Presse zum Sommerkonzert 2017

Händels Schmerz, Beethovens Dramatik
Dagmar Varady (Reutlinger Generalanzeiger)

Ein attraktives Konzertprogramm lockt auch viele Besucher an. Dafür hat Maria Eiche, die Leiterin des Reutlinger Nachwuchsorchesters (NWO) ein Händchen. Gleich zwei ausgezeichnete Solisten waren für das Sommerkonzert am Sonntagabend in der Reutlinger Stadthalle engagiert – und so wurde die obligatorische Sinfonie am Schluss durch ein Klavierkonzert ersetzt.

Ein erfreulicher Entschluss, den Eiche in ihrem kommentierten Auslegeblatt damit begründete, dass sich in Beethovens drittem Klavierkonzert Solist und Orchester gleichwertig gegenüberstehen. […]. In der Tat war das NWO lediglich in Luigi Cherubinis Ouvertüre zur Oper „Anacréon“ vollständig und allein am Schaffen. Bei den übrigen Werken wurde entweder auf Bläser reduziert oder ein Solist gesellte sich hinzu, was durchaus eine vorteilhafte Abwechslung bewirkte. In der Ouvertüre zeigten sich sogleich die Stärken als auch die Schwächen des Orchesters. Die opulenten Passagen gelangen prächtig, weit ausladend und wirkungsvoll. Wenn es in leisere Gefilde ging oder einzelne Bläsergruppen solistisch tätig waren, konnte man die kleinen Unstimmigkeiten heraushören. Und doch, je länger die jungen Musiker spielten, desto mehr kamen auch diese Dinge in einen guten Fluss. Auch die Wechselspiele zwischen einzelnen Instrumentengruppen wurden gefällig musiziert.

Wie oft stehen doch die Streichinstrumente im Vordergrund. Das hat sich vermutlich auch Maria Eiche gedacht und ließ mit Gaetano Donizettis „Sinfonia für Bläser“ ihre Bläser zu Wort kommen. Dass dies wahrhaftig eine gute Idee war, zeigte sich an dem recht guten Einvernehmen der Musiker. Über geringe klangliche Unsauberkeiten konnte man getrost hinwegsehen, wenn so eifrig phrasiert und nuanciert wurde und dabei die Sanglichkeit niemals außer Acht gelassen wurde.

Arien und ein Klavierkonzert

Und da eben die Bläser betriebsam waren, durften hernach die gesamten Streicher ihr Können zeigen.
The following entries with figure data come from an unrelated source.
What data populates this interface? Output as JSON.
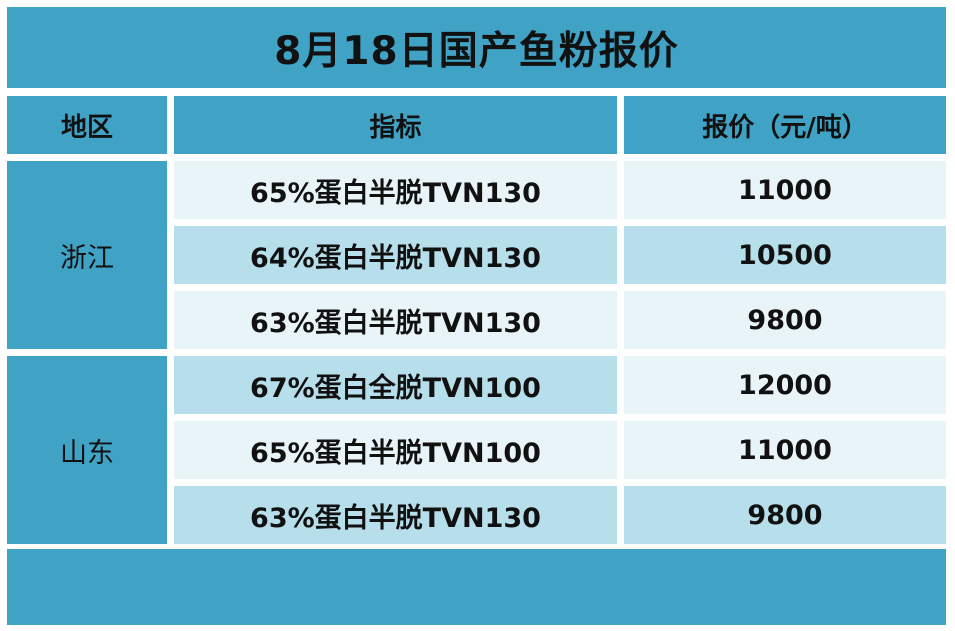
{
  "title": "8月18日国产鱼粉报价",
  "headers": {
    "region": "地区",
    "indicator": "指标",
    "price": "报价（元/吨）"
  },
  "regions": [
    "浙江",
    "山东"
  ],
  "rows": [
    {
      "indicator": "65%蛋白半脱TVN130",
      "price": "11000"
    },
    {
      "indicator": "64%蛋白半脱TVN130",
      "price": "10500"
    },
    {
      "indicator": "63%蛋白半脱TVN130",
      "price": "9800"
    },
    {
      "indicator": "67%蛋白全脱TVN100",
      "price": "12000"
    },
    {
      "indicator": "65%蛋白半脱TVN100",
      "price": "11000"
    },
    {
      "indicator": "63%蛋白半脱TVN130",
      "price": "9800"
    }
  ]
}
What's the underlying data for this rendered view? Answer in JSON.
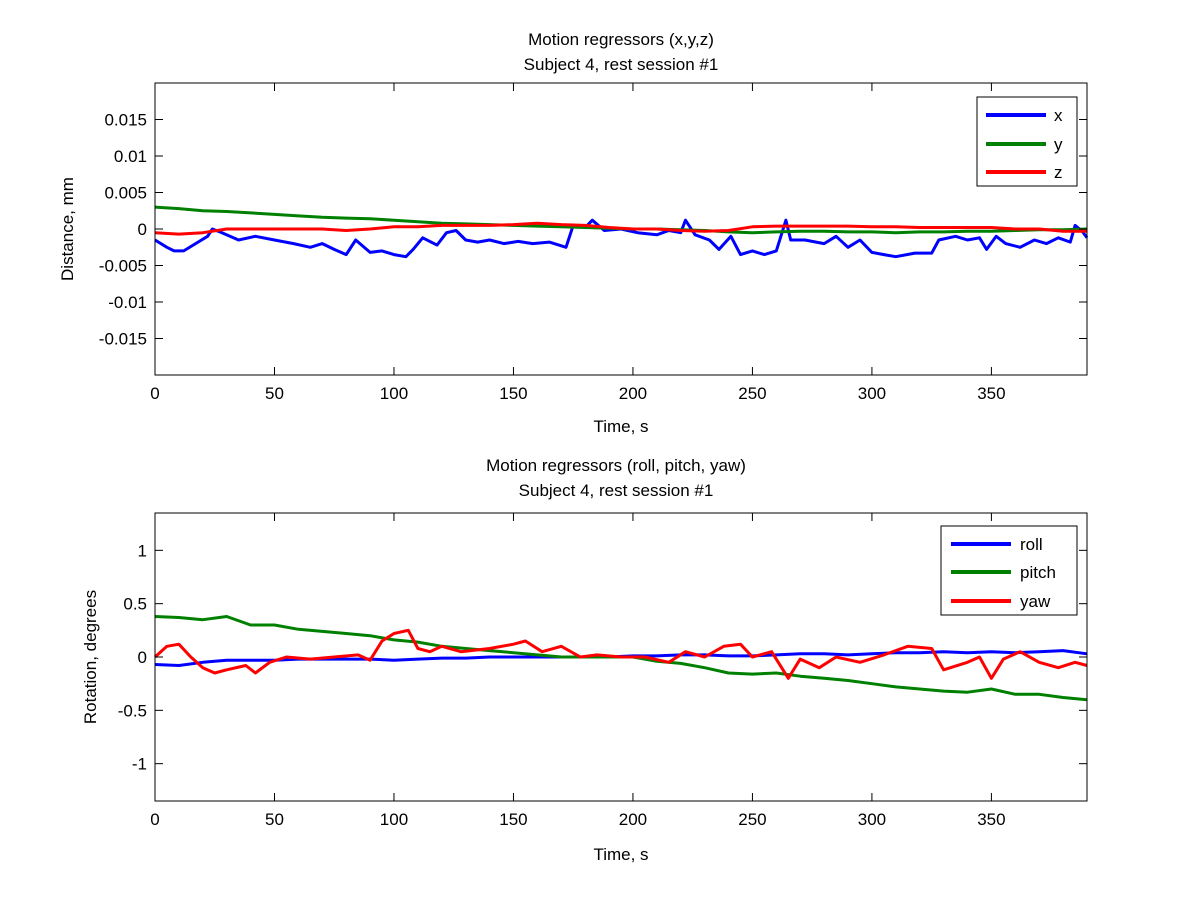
{
  "chart_data": [
    {
      "type": "line",
      "title": "Motion regressors (x,y,z)",
      "subtitle": "Subject 4, rest session #1",
      "xlabel": "Time, s",
      "ylabel": "Distance, mm",
      "xlim": [
        0,
        390
      ],
      "ylim": [
        -0.02,
        0.02
      ],
      "xticks": [
        0,
        50,
        100,
        150,
        200,
        250,
        300,
        350
      ],
      "xtick_labels": [
        "0",
        "50",
        "100",
        "150",
        "200",
        "250",
        "300",
        "350"
      ],
      "yticks": [
        -0.015,
        -0.01,
        -0.005,
        0,
        0.005,
        0.01,
        0.015
      ],
      "ytick_labels": [
        "-0.015",
        "-0.01",
        "-0.005",
        "0",
        "0.005",
        "0.01",
        "0.015"
      ],
      "grid": false,
      "legend_position": "top-right",
      "series": [
        {
          "name": "x",
          "color": "#0000ff",
          "x": [
            0,
            5,
            8,
            12,
            17,
            22,
            24,
            28,
            35,
            42,
            50,
            58,
            65,
            70,
            75,
            80,
            84,
            90,
            95,
            100,
            105,
            108,
            112,
            118,
            122,
            126,
            130,
            135,
            140,
            146,
            152,
            158,
            165,
            172,
            175,
            180,
            183,
            188,
            195,
            202,
            210,
            215,
            220,
            222,
            226,
            232,
            236,
            241,
            245,
            250,
            255,
            260,
            264,
            266,
            272,
            280,
            285,
            290,
            295,
            300,
            305,
            310,
            318,
            325,
            328,
            335,
            340,
            345,
            348,
            352,
            356,
            362,
            368,
            373,
            378,
            383,
            385,
            388,
            390
          ],
          "values": [
            -0.0015,
            -0.0025,
            -0.003,
            -0.003,
            -0.002,
            -0.001,
            0.0,
            -0.0005,
            -0.0015,
            -0.001,
            -0.0015,
            -0.002,
            -0.0025,
            -0.002,
            -0.0028,
            -0.0035,
            -0.0015,
            -0.0032,
            -0.003,
            -0.0035,
            -0.0038,
            -0.0028,
            -0.0012,
            -0.0022,
            -0.0005,
            -0.0002,
            -0.0015,
            -0.0018,
            -0.0015,
            -0.002,
            -0.0017,
            -0.002,
            -0.0018,
            -0.0025,
            0.0005,
            0.0002,
            0.0012,
            -0.0002,
            0.0,
            -0.0005,
            -0.0008,
            -0.0002,
            -0.0005,
            0.0012,
            -0.0008,
            -0.0015,
            -0.0028,
            -0.001,
            -0.0035,
            -0.003,
            -0.0035,
            -0.003,
            0.0012,
            -0.0015,
            -0.0015,
            -0.002,
            -0.001,
            -0.0025,
            -0.0015,
            -0.0032,
            -0.0035,
            -0.0038,
            -0.0033,
            -0.0033,
            -0.0015,
            -0.001,
            -0.0015,
            -0.0012,
            -0.0028,
            -0.001,
            -0.002,
            -0.0025,
            -0.0015,
            -0.002,
            -0.0012,
            -0.0018,
            0.0005,
            -0.0003,
            -0.0012
          ]
        },
        {
          "name": "y",
          "color": "#008000",
          "x": [
            0,
            10,
            20,
            30,
            40,
            50,
            60,
            70,
            80,
            90,
            100,
            110,
            120,
            130,
            140,
            150,
            160,
            170,
            180,
            190,
            200,
            210,
            220,
            230,
            240,
            250,
            260,
            270,
            280,
            290,
            300,
            310,
            320,
            330,
            340,
            350,
            360,
            370,
            380,
            390
          ],
          "values": [
            0.003,
            0.0028,
            0.0025,
            0.0024,
            0.0022,
            0.002,
            0.0018,
            0.0016,
            0.0015,
            0.0014,
            0.0012,
            0.001,
            0.0008,
            0.0007,
            0.0006,
            0.0005,
            0.0004,
            0.0003,
            0.0002,
            0.0001,
            0.0,
            0.0,
            -0.0001,
            -0.0002,
            -0.0004,
            -0.0005,
            -0.0004,
            -0.0003,
            -0.0003,
            -0.0004,
            -0.0004,
            -0.0005,
            -0.0004,
            -0.0004,
            -0.0003,
            -0.0003,
            -0.0002,
            -0.0001,
            -0.0001,
            0.0
          ]
        },
        {
          "name": "z",
          "color": "#ff0000",
          "x": [
            0,
            10,
            20,
            30,
            40,
            50,
            60,
            70,
            80,
            90,
            100,
            110,
            120,
            130,
            140,
            150,
            160,
            170,
            180,
            190,
            200,
            210,
            220,
            230,
            240,
            250,
            260,
            270,
            280,
            290,
            300,
            310,
            320,
            330,
            340,
            350,
            360,
            370,
            380,
            390
          ],
          "values": [
            -0.0005,
            -0.0007,
            -0.0005,
            0.0,
            0.0,
            0.0,
            0.0,
            0.0,
            -0.0002,
            0.0,
            0.0003,
            0.0003,
            0.0005,
            0.0005,
            0.0005,
            0.0006,
            0.0008,
            0.0006,
            0.0005,
            0.0002,
            0.0,
            0.0,
            -0.0002,
            -0.0003,
            -0.0002,
            0.0003,
            0.0004,
            0.0004,
            0.0004,
            0.0004,
            0.0003,
            0.0003,
            0.0002,
            0.0002,
            0.0002,
            0.0002,
            0.0,
            0.0,
            -0.0003,
            -0.0003
          ]
        }
      ]
    },
    {
      "type": "line",
      "title": "Motion regressors (roll, pitch, yaw)",
      "subtitle": "Subject 4, rest session #1",
      "xlabel": "Time, s",
      "ylabel": "Rotation, degrees",
      "xlim": [
        0,
        390
      ],
      "ylim": [
        -1.35,
        1.35
      ],
      "xticks": [
        0,
        50,
        100,
        150,
        200,
        250,
        300,
        350
      ],
      "xtick_labels": [
        "0",
        "50",
        "100",
        "150",
        "200",
        "250",
        "300",
        "350"
      ],
      "yticks": [
        -1,
        -0.5,
        0,
        0.5,
        1
      ],
      "ytick_labels": [
        "-1",
        "-0.5",
        "0",
        "0.5",
        "1"
      ],
      "grid": false,
      "legend_position": "top-right",
      "series": [
        {
          "name": "roll",
          "color": "#0000ff",
          "x": [
            0,
            10,
            20,
            30,
            40,
            50,
            60,
            70,
            80,
            90,
            100,
            110,
            120,
            130,
            140,
            150,
            160,
            170,
            180,
            190,
            200,
            210,
            220,
            230,
            240,
            250,
            260,
            270,
            280,
            290,
            300,
            310,
            320,
            330,
            340,
            350,
            360,
            370,
            380,
            390
          ],
          "values": [
            -0.07,
            -0.08,
            -0.05,
            -0.03,
            -0.03,
            -0.03,
            -0.02,
            -0.02,
            -0.02,
            -0.02,
            -0.03,
            -0.02,
            -0.01,
            -0.01,
            0.0,
            0.0,
            0.0,
            0.0,
            0.0,
            0.0,
            0.01,
            0.01,
            0.02,
            0.02,
            0.01,
            0.01,
            0.02,
            0.03,
            0.03,
            0.02,
            0.03,
            0.04,
            0.04,
            0.05,
            0.04,
            0.05,
            0.04,
            0.05,
            0.06,
            0.03
          ]
        },
        {
          "name": "pitch",
          "color": "#008000",
          "x": [
            0,
            10,
            20,
            30,
            40,
            50,
            60,
            70,
            80,
            90,
            100,
            110,
            120,
            130,
            140,
            150,
            160,
            170,
            180,
            190,
            200,
            210,
            220,
            230,
            240,
            250,
            260,
            270,
            280,
            290,
            300,
            310,
            320,
            330,
            340,
            350,
            360,
            370,
            380,
            390
          ],
          "values": [
            0.38,
            0.37,
            0.35,
            0.38,
            0.3,
            0.3,
            0.26,
            0.24,
            0.22,
            0.2,
            0.16,
            0.14,
            0.1,
            0.08,
            0.06,
            0.04,
            0.02,
            0.0,
            0.0,
            0.0,
            0.0,
            -0.04,
            -0.06,
            -0.1,
            -0.15,
            -0.16,
            -0.15,
            -0.18,
            -0.2,
            -0.22,
            -0.25,
            -0.28,
            -0.3,
            -0.32,
            -0.33,
            -0.3,
            -0.35,
            -0.35,
            -0.38,
            -0.4
          ]
        },
        {
          "name": "yaw",
          "color": "#ff0000",
          "x": [
            0,
            5,
            10,
            15,
            20,
            25,
            30,
            38,
            42,
            48,
            55,
            65,
            75,
            85,
            90,
            95,
            100,
            106,
            110,
            115,
            120,
            128,
            140,
            150,
            155,
            162,
            170,
            178,
            185,
            195,
            205,
            215,
            222,
            230,
            238,
            245,
            250,
            258,
            265,
            270,
            278,
            285,
            295,
            305,
            315,
            325,
            330,
            340,
            345,
            350,
            355,
            362,
            370,
            378,
            385,
            390
          ],
          "values": [
            0.0,
            0.1,
            0.12,
            0.0,
            -0.1,
            -0.15,
            -0.12,
            -0.08,
            -0.15,
            -0.05,
            0.0,
            -0.02,
            0.0,
            0.02,
            -0.03,
            0.15,
            0.22,
            0.25,
            0.08,
            0.05,
            0.1,
            0.05,
            0.08,
            0.12,
            0.15,
            0.05,
            0.1,
            0.0,
            0.02,
            0.0,
            0.0,
            -0.05,
            0.05,
            0.0,
            0.1,
            0.12,
            0.0,
            0.05,
            -0.2,
            -0.02,
            -0.1,
            0.0,
            -0.05,
            0.02,
            0.1,
            0.08,
            -0.12,
            -0.05,
            0.0,
            -0.2,
            -0.02,
            0.05,
            -0.05,
            -0.1,
            -0.05,
            -0.08
          ]
        }
      ]
    }
  ]
}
Doch standen nicht diese im Fokus, sondern die Sopranistin Johanna Pommranz, welche anhand dreier Opernarien ihre immense Sangesqualität zur Schau stellen durfte. Eine Stimme, die sich in den Text einlebt, ja ihn verleiblicht.

Die eindrucksvoll klangreiche Opernstimme war indes nicht das einzige Textverinnerlichen. Auch äußerlich sprühten die Augen vor Empörung, Feuer, Trauer, Melancholie oder Sehnsucht. Beim Wort „fulminate“ in Händels „Neghitosi or voi che fate“ kam man um das deutsche Wort „fulminant“ nicht vorbei, welches vollauf Pommranz‘ glanzvoller Stimme zustand. Andererseits steigt ihre Stimme auch zart ausmalend und lockend als verliebte Dorinda in die Lüfte („Se mi rivolgo al prato“) oder selbstbewusst-sprühend in Vivaldis „Agitata da due venti“.

Doch damit nicht genug der Erlesenheiten. Nach der Pause durfte man über Philipp Hänisch staunen, der den Klavierpart in Beethovens drittem Klavierkonzert bestritt. Das selbstbewusste Auftreten Hänischs konnte man keineswegs anmaßend finden, da er seinem Spiel durchweg treu blieb: nie zögerlich, immer gewiss, jede Note des Werkes kennend, auf jedes Tönchen des Orchesters hörend. Ein entschiedenes, authentisches, analytisches Spiel, überdies beseelt und atmend. Gemeinsam mit dem NWO gelang ein eindrucksvoller Beethoven.